Conservative MP Maurice Vellacott (Saskatoon-Wanuskewin) said, “jurisdictions that have legalized euthanasia have yet to develop a law that effectively protects elderly, sick, and disabled persons from euthanasia without their consent.”
The panel also said that “a diagnosis of ‘terminal illness’ should not be required for access to” an assisted death.
The RSC panel also called for improved palliative care services, noting that the focus on such services in Canada relates to cancer patients. It said improvement must be made to deal with patients who are suffering from other maladies.
In other pro-assisted death recommendations, the panel also called for information campaigns on advanced directives, a limited right for health care workers to refuse to carry out assisted death requests, and liability protections for health care workers who participate in euthanasia, assisted suicide, and terminal sedations.
Dr. Daren Heyland, a professor of medicine at Queen’s University and a critical care physician at Kingston General Hospital, told the Globe and Mail, he does not support the RSC’s findings and said “we have issues around the quality of end-of-life care that can’t be solved with euthanasia.”
While insisting that the report served to “trigger a national conversation on end-of-life issues and contribute material for those discussions,” the panel also called for provinces to take matters into their own hands in the absence of federal action and ignore the Criminal Code prohibition on assisted death by instructing prosecutors to not pursue charges in so-called compassionate homicide cases. Currently, only B.C. formally takes a lenient stance having issued a directive in 2004 on murders “motivated by compassion.”
The RSC panel denied that legalizing assisted death leads to a slippery slope from voluntary euthanasia to involuntary euthanasia, pointing to safeguards in jurisdictions that have legalized euthanasia and assisted suicide and dismissed permissive assisted death as a “threat to vulnerable people.” It also denied “dignity” as a consideration in either “supporting or rejecting a permissive regime” of assisted death.
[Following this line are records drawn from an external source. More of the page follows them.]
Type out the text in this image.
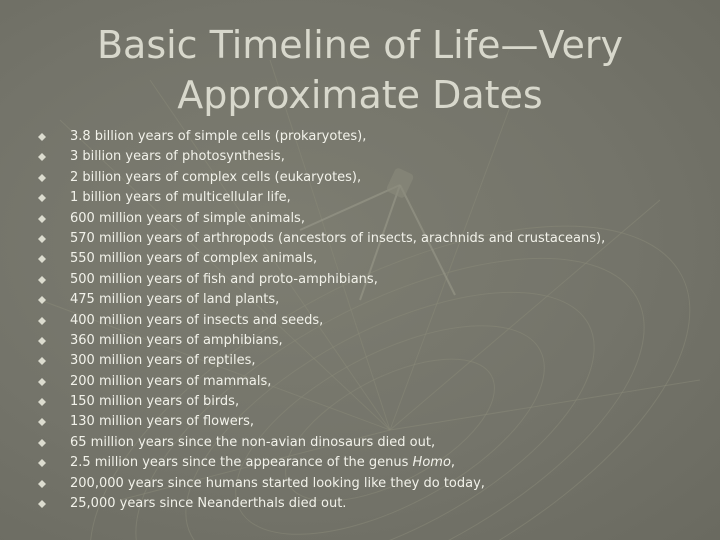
Basic Timeline of Life—Very
Approximate Dates
3.8 billion years of simple cells (prokaryotes),
3 billion years of photosynthesis,
2 billion years of complex cells (eukaryotes),
1 billion years of multicellular life,
600 million years of simple animals,
570 million years of arthropods (ancestors of insects, arachnids and crustaceans),
550 million years of complex animals,
500 million years of fish and proto-amphibians,
475 million years of land plants,
400 million years of insects and seeds,
360 million years of amphibians,
300 million years of reptiles,
200 million years of mammals,
150 million years of birds,
130 million years of flowers,
65 million years since the non-avian dinosaurs died out,
2.5 million years since the appearance of the genus Homo,
200,000 years since humans started looking like they do today,
25,000 years since Neanderthals died out.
Instead, its paramount concern was “autonomy” or “the capacity for self-determination” which, it argued, required “respect for competent individuals’ free and informed decisions with respect to how and when they die.”
Schadenberg said the panel takes autonomy very seriously finding “No reason to prevent the killing of a human being as long as they want it.” Yet, he said, such radical autonomy is not possible. “The purpose of the law is to allow people to live safely among one another,” he said. “Society limits individuals’ rights all the time – unlimited autonomy is not possible because we live with others.”
Canadian polls generally show support for euthanasia, but they also illustrate support for life-affirming alternatives. In October, an Environics Research Group Poll commissioned by LifeCanada, found that two-thirds of Canadians think government should place a high priority on improved access to palliative care and 74 per cent were concerned that legal euthanasia would lead to involuntary euthanasia. Furthermore, 76 per cent of Canadians are concerned that abused elderly people would be pressured to consent to euthanasia.
Schadenberg said the two reports could not be more different. “One report is about we care and protect people in society,” he said, “and the other is about how we kill others.”